Overview

In this assignment, you will write a “data biography” (I borrow this term from Heather Krause) in which you investigate both the origins and contents of a historical dataset that I have selected for you. Your data biography will conduct a close analysis of the dataset and how it was produced in roughly 1,000 words.

Goals

  • Understand the historical, social, and cultural contexts of data creation
  • Develop skills in exploring tabular datasets in Python
  • Practice how to effectively write and communicate about data

Technical Requirements

  • Written in a Jupyter Notebook file
  • Uses Markdown cells for written analysis (approximately 1,000 words)
  • Uses Python code cells to open the dataset and illustrate some of its contents for the reader
  • Incorporates visual images (screenshot, photograph, etc.) into your written analysis
  • Final version rendered as a page on your Github Pages portfolio site

Instructions

The Dataset

This is the dataset you will be examining. Note: you can find a CSV version of the dataset available under the data-biography folder in our sp25-class-materials repository. I am not providing you with any additional information about the dataset beyond the above link. You will need to put on your detective hats and try to familiarize yourself with the dataset and its history.

Analyis and Writing

  • Take as many notes as you can to answer the following questions about the dataset:
    • Who collected, processed, and made this information available?
    • Where and when was this information collected, processed, and made available?
    • How was this information collected, processed, and made available?
    • Why was this information collected, processed, and made available?
    • How is this data stored today? How did you access it?
    • What kind of data is it? What information does it contain?
    • What are the limitations or weaknesses of the dataset? What is missing?
    • What social, cultural, or political contexts should a user keep in mind while using the dataset?
  • Look over your notes and come up with an outline for your data biography. It needs to include a mix of written analysis, Python code cells that explore the contents of the data, and visual images illustrating some of your points.
  • You will write your data biography in a Jupyter Notebook file. This will allow you to weave together your written analysis inside Markdown cells along with using Python code cells and images.
  • Once your assignment is finalized and ready for submission, you will then create a second version of the file that renders your notebook as a page on your Github Pages portfolio site.

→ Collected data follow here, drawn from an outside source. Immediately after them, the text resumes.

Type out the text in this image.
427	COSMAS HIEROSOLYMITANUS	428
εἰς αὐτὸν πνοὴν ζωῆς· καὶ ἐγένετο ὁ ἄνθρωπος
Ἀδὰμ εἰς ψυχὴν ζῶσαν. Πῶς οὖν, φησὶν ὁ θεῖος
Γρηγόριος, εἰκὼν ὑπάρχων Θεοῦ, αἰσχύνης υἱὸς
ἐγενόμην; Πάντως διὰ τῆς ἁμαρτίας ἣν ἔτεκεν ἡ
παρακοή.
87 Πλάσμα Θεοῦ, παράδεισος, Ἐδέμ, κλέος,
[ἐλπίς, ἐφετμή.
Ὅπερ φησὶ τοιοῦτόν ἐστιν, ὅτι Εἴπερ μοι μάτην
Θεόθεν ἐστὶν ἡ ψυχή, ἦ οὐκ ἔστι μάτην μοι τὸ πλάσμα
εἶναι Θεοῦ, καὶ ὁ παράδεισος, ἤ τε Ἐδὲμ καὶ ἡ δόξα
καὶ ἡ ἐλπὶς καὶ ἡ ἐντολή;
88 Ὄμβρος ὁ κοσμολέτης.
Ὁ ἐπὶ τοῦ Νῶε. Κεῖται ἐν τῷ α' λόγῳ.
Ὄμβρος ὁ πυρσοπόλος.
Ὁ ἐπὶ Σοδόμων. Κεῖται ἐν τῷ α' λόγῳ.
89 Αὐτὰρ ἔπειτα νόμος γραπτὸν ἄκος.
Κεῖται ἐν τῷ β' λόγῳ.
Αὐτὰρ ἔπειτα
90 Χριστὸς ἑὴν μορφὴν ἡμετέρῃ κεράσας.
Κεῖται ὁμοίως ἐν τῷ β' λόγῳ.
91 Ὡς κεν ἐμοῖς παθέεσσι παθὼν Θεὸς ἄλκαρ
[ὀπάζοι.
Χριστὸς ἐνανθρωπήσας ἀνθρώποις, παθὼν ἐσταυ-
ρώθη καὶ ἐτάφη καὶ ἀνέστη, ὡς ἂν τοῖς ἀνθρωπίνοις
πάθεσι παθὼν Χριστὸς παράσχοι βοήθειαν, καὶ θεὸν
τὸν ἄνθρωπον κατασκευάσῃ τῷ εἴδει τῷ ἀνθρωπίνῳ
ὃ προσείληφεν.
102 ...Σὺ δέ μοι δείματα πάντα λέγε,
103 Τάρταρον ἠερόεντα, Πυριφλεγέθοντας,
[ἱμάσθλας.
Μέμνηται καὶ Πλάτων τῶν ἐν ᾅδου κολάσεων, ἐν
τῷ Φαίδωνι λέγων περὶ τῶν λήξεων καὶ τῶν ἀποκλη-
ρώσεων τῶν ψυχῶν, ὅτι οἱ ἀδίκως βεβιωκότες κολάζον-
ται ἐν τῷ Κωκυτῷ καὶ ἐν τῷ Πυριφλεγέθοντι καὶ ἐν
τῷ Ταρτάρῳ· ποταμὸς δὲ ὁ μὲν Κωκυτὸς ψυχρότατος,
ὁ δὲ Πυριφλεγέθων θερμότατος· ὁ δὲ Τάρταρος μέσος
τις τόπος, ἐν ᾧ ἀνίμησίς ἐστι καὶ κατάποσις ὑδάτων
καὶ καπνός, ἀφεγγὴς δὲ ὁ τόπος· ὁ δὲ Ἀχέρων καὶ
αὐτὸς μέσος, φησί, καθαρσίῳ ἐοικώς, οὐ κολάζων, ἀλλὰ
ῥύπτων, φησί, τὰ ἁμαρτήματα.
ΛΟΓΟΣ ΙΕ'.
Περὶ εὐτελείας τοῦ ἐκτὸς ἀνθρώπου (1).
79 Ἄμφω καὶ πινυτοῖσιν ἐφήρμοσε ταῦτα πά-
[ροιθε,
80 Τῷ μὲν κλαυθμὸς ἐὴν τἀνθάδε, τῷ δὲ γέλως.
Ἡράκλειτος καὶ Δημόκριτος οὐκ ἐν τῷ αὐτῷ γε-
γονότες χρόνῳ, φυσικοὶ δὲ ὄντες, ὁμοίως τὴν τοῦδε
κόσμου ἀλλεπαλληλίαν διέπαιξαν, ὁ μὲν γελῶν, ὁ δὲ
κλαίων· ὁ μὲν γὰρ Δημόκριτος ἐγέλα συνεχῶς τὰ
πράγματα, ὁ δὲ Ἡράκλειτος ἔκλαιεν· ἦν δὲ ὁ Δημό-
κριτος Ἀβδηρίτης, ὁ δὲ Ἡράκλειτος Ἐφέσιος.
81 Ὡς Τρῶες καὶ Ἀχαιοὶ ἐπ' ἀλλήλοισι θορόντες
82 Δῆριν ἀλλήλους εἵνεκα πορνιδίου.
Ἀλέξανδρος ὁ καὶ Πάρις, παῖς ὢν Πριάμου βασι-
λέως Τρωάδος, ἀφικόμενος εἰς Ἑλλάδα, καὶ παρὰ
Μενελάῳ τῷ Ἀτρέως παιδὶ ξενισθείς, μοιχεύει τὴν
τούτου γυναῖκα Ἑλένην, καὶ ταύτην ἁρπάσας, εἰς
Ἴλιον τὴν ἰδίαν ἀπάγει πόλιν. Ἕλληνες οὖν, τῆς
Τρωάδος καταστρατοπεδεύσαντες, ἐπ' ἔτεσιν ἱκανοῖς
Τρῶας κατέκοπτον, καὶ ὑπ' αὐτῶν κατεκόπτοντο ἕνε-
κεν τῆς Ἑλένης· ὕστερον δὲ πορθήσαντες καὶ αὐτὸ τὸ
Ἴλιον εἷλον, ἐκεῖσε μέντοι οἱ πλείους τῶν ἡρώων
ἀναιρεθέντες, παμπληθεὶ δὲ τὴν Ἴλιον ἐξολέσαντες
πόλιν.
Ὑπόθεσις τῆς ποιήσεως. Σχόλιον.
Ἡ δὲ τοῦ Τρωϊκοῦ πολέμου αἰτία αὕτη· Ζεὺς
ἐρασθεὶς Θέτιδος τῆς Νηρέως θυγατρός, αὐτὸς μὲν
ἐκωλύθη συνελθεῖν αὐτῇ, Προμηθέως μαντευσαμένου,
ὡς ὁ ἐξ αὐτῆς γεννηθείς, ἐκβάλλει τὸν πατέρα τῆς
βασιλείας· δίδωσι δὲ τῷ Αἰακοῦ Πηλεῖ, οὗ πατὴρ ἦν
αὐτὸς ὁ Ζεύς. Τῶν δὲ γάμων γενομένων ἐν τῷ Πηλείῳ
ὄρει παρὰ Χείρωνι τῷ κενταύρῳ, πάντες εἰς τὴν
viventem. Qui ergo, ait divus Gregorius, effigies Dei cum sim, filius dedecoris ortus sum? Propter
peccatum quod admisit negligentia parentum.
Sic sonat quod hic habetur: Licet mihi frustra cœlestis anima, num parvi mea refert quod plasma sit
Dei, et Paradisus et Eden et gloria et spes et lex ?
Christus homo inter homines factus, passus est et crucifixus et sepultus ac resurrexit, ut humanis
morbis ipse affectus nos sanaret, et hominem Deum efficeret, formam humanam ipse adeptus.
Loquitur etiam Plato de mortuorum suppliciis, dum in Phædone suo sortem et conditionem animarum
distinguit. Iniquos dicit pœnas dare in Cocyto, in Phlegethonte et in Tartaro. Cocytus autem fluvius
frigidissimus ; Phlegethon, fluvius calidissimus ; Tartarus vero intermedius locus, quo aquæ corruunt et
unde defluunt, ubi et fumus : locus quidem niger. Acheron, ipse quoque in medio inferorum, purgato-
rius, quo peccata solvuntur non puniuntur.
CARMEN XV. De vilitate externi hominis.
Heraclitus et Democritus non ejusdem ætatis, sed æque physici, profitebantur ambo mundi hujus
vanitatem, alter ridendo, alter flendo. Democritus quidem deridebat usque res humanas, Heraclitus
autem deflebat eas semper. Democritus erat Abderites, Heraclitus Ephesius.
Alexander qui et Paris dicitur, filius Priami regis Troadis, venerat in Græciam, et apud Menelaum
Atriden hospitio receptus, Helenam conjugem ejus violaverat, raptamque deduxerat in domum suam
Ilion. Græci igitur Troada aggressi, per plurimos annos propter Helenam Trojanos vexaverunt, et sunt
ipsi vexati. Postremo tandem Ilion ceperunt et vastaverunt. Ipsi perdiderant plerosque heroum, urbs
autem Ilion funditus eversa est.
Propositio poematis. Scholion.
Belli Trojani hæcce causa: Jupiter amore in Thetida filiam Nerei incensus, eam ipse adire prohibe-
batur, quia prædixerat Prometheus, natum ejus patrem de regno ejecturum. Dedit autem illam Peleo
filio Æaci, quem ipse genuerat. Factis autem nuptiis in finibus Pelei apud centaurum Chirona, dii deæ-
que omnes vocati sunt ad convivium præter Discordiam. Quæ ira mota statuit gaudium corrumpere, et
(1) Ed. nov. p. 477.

⚠️ ⚠️ ⚠️ Follow these instructions when you are ready to start writing. This will teach you how do things like insert images into your Jupyter Notebook file and render it as a page on Github Pages.

Tips

  • Don’t assume your reader has any existing knowledge about the dataset. You’ll need to offer an introduction and overview of the dataset before diving into more detail.
  • You will need to address the multiple stages through which this information has passed to get to its current state as machine-readable data. So, for example: in answering the question “Who collected, processed, and made it available?” you need to include both the original historical actors who collected the information and the subsequent people who turned that information into a computational dataset.
  • Review your readings from Data Feminism for inspiration, including concepts like:
    • Raw vs. cooked data
    • All knowledge is situated
    • What gets counted counts
    • Rethink binaries and heirarchies

Submission

Make two submissions on the Canvas assignment page:

  1. Website URL: a link to your data biography’s page on your Github Pages site
  2. File upload: Upload your original Jupyter Notebook .ipynb file.